What is 'Wei Shang'?
'Wei Shang,' which translates to 'surrounding skirt,' was a versatile garment in ancient China. It could be a single piece of fabric, multiple panels sewn together, or even a pleated design, depending on the fashion trends of the time. Scholars also refer to it as 'Yao Qun' (腰裙), described in 'The Dictionary of Ancient Chinese Clothing' as a short skirt worn around the waist. Research by Ruan Li from Shanghai University further defines it as a wide band tied around the hips, often adorned with decorative knots or beads.

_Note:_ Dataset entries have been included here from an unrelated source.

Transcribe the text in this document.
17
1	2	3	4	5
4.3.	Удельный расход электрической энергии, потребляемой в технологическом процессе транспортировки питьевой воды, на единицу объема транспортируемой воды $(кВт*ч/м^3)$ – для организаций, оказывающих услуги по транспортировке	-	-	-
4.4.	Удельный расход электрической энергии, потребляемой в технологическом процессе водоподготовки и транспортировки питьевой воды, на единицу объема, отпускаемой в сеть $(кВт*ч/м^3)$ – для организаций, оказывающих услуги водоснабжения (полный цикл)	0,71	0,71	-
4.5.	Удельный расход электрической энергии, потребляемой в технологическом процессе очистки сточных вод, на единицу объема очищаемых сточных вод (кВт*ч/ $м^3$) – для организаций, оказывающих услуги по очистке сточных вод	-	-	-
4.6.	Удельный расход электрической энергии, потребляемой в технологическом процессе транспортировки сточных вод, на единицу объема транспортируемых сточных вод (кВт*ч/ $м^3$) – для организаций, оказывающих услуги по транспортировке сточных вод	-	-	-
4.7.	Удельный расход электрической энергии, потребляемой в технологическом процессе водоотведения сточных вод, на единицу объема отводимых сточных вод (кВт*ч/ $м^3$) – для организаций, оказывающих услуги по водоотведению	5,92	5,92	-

This accessory was not just for aesthetics; it served practical purposes too. In winter, it could be padded with cotton for warmth, while in summer, lighter fabrics were used for breathability. The 'Wei Shang' added layers and dimension to outfits, much like the tiered designs of Western cake dresses.
Fashion Trends in Sui and Tang Dynasties
During the Sui and Tang dynasties, the waistline of dresses rose to the bust, pulling the 'Wei Shang' up with it. This trend is evident in murals and artifacts, such as those from the tomb of Princess Xincheng, where court ladies are depicted wearing these elevated skirts. The 'striped skirt' style, popular in the early Tang dynasty, featured multiple vertical panels for a slimming effect, enhanced by the layered 'Wei Shang.'
Costume in 'National Treasure'
Yang Zi's costume in 'National Treasure' showcased this historical fashion, blending the 'striped skirt' with the 'Wei Shang' for a look that was both elegant and structured. The 'Wei Shang' could be worn open or wrapped, short or long, offering flexibility for both daily activities and formal occasions.
A notable design featured in the drama is the 'Jia Die Tuan Hua Fei Niao Wen' (蛱蝶团花飞鸟纹), a motif of butterflies and birds in symmetrical patterns, symbolizing the joy of spring. This pattern, originally found in Dunhuang and now housed in the British Museum, adds a touch of historical artistry to the costumes.